Mrs. Gentry believed in secession, and raved like a Pythoness against the cowardly Yankees. Clara, seeing a United States flag trampled on and torn in the street, secured a rag of it, secretly washed it, and placed it as a holy symbol on her bosom. Mrs. Gentry expatiated to her pupils on the righteousness and venerableness of slavery. Clara cut out from a pictorial paper a poor little dingy picture of Fremont, and concealed it between two leaves of her Bible, underlining on one of them these words: “Proclaim liberty throughout all the land unto all the inhabitants thereof.”

Esha, the colored cook, a slave, was Clara’s fast friend in all her youthful troubles. Esha had passed through all degrees of slavery,—from toiling in a cotton-field to serving as a lady’s maid. Having had a child, a little girl, taken from her and sold, she ever afterwards refused to be again a mother. The straight hair, coppery hue, and somewhat Caucasian cast of features of this slave showed that she belonged to a race different from that of the ordinary negro. She had been named Ayesha, after one of Mahomet’s wives. She generally wore a Madras handkerchief about her head, and showed a partiality for brilliant colors. Many were the stealthy interviews that she and Clara enjoyed together.

Said Esha, on one of these occasions: “Don’t b’leeb ’em, darlin’, whan dey say de slabe am berry happy, an’ all dat. No slabe dat hab any sense am happy. He know, he do, dat suffn’s tuk away from him dat God gabe him, and meant he sh’d hole on ter; and so he feel ollerz kind o’ mean afore God an’ man too; an’ I ’fy anybody, white or black, to be happy who feel dat ar way.”

“But it isn’t the slave’s fault, Esha, that he’s a slave.”

“It’s de slabe’s fault dat he stay a slabe, darlin’,” said the old woman, with a strange kindling of the eyes. “But den de massa hab de raisin’ ob him, an’ so take good car’ ter break down all dar am of de man in de poor slabe; an’ de poor slabe hab no larnin’, and dunno whar’ to git a libbin’ or how to sabe hisself from starvin’. An’ if he run away, de people Norf send him back.”

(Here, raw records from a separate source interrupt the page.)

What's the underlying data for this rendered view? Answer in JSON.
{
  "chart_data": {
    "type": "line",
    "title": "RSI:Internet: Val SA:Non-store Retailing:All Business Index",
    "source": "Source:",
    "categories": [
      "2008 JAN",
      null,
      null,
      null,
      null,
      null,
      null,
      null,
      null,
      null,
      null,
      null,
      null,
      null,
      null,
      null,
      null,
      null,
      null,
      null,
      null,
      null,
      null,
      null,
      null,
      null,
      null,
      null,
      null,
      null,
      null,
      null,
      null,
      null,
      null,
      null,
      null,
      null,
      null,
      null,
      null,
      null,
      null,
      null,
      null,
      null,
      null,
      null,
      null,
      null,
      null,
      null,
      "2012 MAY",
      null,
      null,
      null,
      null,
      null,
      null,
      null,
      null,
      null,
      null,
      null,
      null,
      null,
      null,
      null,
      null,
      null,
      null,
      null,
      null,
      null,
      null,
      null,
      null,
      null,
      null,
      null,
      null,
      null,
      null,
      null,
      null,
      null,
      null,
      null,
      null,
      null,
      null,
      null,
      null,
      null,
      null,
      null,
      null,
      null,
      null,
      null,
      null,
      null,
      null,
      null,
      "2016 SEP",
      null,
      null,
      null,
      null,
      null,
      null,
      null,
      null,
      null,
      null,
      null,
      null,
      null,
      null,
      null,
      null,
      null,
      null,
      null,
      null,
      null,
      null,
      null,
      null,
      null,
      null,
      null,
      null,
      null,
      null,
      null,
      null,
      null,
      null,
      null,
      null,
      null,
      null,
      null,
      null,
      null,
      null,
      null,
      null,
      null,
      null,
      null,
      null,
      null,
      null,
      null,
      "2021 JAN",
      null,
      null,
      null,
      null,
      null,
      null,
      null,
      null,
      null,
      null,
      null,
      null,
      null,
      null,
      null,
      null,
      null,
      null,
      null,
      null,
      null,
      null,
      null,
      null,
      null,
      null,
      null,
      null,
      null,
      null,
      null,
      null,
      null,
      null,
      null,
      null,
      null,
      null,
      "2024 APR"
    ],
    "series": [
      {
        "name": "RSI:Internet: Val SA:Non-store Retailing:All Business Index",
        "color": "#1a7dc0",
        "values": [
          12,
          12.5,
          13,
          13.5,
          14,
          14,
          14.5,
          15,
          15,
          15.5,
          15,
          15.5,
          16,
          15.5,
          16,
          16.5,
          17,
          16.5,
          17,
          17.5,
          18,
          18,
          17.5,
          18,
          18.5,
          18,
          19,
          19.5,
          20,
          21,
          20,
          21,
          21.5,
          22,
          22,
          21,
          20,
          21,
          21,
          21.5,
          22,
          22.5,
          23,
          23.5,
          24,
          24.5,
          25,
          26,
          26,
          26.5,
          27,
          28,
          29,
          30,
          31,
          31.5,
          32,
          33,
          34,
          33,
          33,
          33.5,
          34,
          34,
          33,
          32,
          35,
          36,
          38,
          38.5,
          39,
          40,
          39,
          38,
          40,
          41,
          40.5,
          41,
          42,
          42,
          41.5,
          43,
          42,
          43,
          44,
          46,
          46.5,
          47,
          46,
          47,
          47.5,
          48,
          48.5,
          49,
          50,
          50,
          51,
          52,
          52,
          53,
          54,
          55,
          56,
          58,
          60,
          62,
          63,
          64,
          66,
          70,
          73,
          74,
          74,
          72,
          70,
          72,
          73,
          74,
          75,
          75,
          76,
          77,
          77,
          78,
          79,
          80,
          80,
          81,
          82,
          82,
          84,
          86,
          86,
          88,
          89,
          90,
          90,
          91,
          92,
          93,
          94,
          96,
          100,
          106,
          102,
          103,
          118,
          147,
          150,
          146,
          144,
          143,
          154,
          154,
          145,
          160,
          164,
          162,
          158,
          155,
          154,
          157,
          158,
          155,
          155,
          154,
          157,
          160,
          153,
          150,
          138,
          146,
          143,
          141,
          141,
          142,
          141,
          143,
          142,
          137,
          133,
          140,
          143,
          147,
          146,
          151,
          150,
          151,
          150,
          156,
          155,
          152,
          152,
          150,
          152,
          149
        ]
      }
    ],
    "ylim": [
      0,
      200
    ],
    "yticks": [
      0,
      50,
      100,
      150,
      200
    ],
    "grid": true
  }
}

On studying Esha further, Clara discovered that she was half Mahometan, and could speak Arabic. Her mixed notions she had got partly from her father, Amri, who belonged to one of those African tribes who cultivate a pure deism, tempered only by faith in the mission of Mahomet as an inspired prophet. Amri had been captured by a hostile tribe and sold into slavery. He lived long enough to teach his little Esha some things which she remembered. She could repeat several Arabic poems, and Clara first became familiar with the Arabian Nights through this old household drudge. One of these poems had a mystical charm for Clara. Through the illiterate garb which the slave’s English gave it, Clara detected a significance that led her to write out a paraphrase in the following words:—

“The sick man lay on his bed of pain. ‘Allah!’ he moaned; and his heart grew tender, and his eyes moist, with prayer.

“The next morning the tempter said to him: ‘No answer comes from Allah. Call louder, still no Allah will hear thee or ease thy pain.’

“The sick man shuddered. His heart grew cold with doubt and inquietude; when suddenly before him stood Elias.

“‘Child!’ said Elias, ‘why art thou sad? Dost think thy prayers are unheard and unanswered; that thy devotion is all in vain?’